集団的自衛権、是か非か
(一)最近、与野党間で集団的自衛権保有の議論が高まって来ています。今後、政権が何処になろうが、之が是認され実施される可能性は、相当高いのではないかと思われます。
私にはよく解らないのですが、皆様この問題をどうお考えですか。その是非論につき、皆様にて本誌上で大いにご議論を頂く価値があるのではないでしょうか。私の素人考えでは、この権限を持ち、それを行使すれば、ひょっとしたら、あの忌まわしい戦争に巻き込まれる危険が大きいのではないかと、懸念する次第であります。

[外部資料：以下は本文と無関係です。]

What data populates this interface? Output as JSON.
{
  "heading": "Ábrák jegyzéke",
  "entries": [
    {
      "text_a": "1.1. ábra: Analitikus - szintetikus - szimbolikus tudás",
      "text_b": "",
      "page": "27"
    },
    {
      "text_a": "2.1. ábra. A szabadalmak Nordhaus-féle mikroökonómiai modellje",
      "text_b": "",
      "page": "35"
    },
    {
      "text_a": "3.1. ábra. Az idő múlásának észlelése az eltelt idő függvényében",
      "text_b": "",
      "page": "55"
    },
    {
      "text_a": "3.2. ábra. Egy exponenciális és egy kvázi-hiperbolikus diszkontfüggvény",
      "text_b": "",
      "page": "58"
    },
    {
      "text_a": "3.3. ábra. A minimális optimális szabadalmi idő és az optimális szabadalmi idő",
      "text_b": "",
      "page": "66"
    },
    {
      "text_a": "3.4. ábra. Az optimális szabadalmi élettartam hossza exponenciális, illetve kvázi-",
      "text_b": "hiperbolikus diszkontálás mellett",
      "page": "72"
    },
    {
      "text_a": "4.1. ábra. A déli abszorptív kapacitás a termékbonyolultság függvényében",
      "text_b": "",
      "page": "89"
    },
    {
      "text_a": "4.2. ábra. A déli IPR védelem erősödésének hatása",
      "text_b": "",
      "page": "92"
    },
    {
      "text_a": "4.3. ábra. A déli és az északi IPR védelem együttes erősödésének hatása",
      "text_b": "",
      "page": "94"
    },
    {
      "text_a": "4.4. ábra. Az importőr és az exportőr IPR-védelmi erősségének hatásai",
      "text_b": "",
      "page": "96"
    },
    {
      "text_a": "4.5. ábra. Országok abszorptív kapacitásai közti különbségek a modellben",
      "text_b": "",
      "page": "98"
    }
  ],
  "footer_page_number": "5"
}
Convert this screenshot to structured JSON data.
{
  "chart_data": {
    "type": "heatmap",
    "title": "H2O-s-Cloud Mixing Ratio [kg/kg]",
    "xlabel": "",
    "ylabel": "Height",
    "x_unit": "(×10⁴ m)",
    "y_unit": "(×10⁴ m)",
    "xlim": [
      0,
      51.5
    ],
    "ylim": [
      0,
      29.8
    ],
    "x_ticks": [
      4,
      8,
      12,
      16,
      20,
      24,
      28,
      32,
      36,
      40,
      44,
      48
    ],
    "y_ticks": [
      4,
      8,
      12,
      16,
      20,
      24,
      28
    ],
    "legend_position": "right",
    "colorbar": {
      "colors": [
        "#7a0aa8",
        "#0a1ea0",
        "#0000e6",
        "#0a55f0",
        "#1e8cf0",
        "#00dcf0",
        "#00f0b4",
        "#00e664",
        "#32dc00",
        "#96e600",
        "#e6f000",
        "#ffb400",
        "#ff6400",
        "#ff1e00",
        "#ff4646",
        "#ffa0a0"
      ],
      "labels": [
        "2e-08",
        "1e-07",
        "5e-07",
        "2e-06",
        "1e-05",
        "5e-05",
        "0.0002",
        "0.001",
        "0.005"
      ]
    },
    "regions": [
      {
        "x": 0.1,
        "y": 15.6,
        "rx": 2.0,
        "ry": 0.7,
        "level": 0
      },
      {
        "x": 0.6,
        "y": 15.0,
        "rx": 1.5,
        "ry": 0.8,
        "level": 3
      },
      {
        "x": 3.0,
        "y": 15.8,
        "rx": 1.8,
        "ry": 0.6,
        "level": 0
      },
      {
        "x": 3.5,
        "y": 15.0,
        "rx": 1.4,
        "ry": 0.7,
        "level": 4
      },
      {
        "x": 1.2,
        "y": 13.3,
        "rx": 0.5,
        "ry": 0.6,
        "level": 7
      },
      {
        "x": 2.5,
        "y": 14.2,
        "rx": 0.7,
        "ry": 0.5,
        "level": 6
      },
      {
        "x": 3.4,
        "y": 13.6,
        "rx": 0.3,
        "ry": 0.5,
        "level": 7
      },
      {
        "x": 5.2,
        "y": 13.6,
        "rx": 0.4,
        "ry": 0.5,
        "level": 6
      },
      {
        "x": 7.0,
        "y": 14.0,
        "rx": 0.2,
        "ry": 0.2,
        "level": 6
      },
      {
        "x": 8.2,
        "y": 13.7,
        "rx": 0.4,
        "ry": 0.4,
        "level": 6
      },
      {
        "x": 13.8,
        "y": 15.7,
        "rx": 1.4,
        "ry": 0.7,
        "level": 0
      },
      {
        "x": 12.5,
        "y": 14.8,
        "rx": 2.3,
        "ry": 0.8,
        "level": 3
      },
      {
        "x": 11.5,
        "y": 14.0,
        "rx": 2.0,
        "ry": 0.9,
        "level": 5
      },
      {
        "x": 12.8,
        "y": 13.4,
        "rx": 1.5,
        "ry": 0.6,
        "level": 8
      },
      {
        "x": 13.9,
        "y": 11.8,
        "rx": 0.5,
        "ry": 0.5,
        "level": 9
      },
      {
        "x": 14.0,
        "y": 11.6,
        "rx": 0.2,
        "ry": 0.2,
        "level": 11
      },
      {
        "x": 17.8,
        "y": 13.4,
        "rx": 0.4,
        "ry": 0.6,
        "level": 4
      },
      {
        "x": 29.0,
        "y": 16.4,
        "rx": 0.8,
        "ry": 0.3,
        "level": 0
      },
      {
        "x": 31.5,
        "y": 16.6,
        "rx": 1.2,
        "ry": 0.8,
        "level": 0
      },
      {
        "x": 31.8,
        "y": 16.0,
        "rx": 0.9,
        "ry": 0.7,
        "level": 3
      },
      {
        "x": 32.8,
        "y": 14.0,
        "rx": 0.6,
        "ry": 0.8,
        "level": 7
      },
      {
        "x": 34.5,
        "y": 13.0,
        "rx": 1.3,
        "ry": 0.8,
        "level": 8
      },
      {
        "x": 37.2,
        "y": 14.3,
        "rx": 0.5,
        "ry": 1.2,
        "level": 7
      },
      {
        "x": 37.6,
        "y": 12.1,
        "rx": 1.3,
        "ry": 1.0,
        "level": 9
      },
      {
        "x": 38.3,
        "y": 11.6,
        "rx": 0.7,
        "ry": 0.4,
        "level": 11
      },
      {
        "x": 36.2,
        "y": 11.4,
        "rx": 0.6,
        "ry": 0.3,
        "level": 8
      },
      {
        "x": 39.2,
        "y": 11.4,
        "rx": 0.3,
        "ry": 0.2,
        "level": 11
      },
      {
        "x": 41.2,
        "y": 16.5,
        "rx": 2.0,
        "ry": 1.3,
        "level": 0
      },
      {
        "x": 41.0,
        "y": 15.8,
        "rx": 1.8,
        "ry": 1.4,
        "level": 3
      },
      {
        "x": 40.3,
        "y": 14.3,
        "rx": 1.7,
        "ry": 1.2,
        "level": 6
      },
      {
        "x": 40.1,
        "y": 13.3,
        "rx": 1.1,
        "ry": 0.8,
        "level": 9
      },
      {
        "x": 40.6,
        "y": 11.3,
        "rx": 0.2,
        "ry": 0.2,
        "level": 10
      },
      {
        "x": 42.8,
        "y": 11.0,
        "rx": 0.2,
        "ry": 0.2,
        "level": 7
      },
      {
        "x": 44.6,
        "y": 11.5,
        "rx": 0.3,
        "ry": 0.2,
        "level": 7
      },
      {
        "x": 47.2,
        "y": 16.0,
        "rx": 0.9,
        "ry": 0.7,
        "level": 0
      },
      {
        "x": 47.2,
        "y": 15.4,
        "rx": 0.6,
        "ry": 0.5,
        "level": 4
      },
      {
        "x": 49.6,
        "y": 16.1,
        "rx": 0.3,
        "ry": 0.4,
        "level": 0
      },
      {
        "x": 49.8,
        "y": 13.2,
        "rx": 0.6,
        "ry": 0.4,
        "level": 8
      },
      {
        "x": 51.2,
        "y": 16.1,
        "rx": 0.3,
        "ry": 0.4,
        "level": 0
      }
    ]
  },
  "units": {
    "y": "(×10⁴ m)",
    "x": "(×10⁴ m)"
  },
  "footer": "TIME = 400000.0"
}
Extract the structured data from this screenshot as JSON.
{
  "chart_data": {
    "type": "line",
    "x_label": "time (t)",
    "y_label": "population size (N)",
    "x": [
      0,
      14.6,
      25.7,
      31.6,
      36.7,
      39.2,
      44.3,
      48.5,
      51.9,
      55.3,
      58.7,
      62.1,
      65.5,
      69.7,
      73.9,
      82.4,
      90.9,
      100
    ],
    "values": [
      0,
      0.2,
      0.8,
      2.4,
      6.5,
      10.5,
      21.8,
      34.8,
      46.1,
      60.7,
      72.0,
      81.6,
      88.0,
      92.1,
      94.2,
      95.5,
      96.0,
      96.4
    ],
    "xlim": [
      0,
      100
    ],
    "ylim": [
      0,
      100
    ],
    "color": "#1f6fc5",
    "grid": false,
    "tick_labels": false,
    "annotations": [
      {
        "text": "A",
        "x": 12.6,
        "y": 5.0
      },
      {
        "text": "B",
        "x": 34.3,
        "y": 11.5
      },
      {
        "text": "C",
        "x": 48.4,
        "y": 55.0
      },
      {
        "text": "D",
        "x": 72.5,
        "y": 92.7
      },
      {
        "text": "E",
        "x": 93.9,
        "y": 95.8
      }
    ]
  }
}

(二)この権限は、現行憲法の拡大解釈でも保持可能だし、改憲すれば益々容易に可能になるのではないでしょうか。その結果、例えば米国が日本周辺の台湾・中国・北鮮・韓国等の東南アジア地域又はロシアの樺太周辺、或いは石油ルートの中近東地域において、紛争を起こせば、日本も自動的に之に従軍し、戦闘せざるを得なくなるのではなかろうかと考えます。そうなると、相手国もミサイルや核で日本を攻撃して来る事になるで有りましょう。
今や世界中で各種の紛争が頻発し、何処で何が起こるか想像もつきません。果たして与野党や世間の人々は、そこまで突き詰めて戦争のリスクを想定し、敵弾飛来を予想し、第三次大戦をも考えて、集団的自衛権を検討しているのでありましょうか。
(三)それではこの集団的自衛権を、どうしても持たざるを得ない情勢が本当にあるのでしょうか。米国との安保協定が片務協定だから、之を双務協定に改訂せざるを得ないという理由があるのでしょうか。米国政府から日本政府に、その様な強い要請が本当にあるのでしょうか。或いは又、自発的にそうせざるを得ない事情があるのでしょうか。東南アジアや欧州の国々は、どうみているのでしょうか。
(四)朝日新聞は、5月3日憲法60周年記念日に、8頁に渉り全段抜きで社説「日本の新戦略」を大提言しております。そこでは「9条をもつ憲法は貴重だから変えない。但し、準憲法的な平和安全保障基本法を設け、自衛隊を明白に位置づける。集団的自衛権行使に道を開こうとするのは、乱暴な9条改正論であり、もっと現実的で冷静な議論が必要だ。」としています。尤も、憲法は9条関連以外の箇所は改憲の余地が有ると考えるのか、今一つ不明確に思われる。
(五)以上をご参考に、皆様の活発なご議論を期待するもので有ります。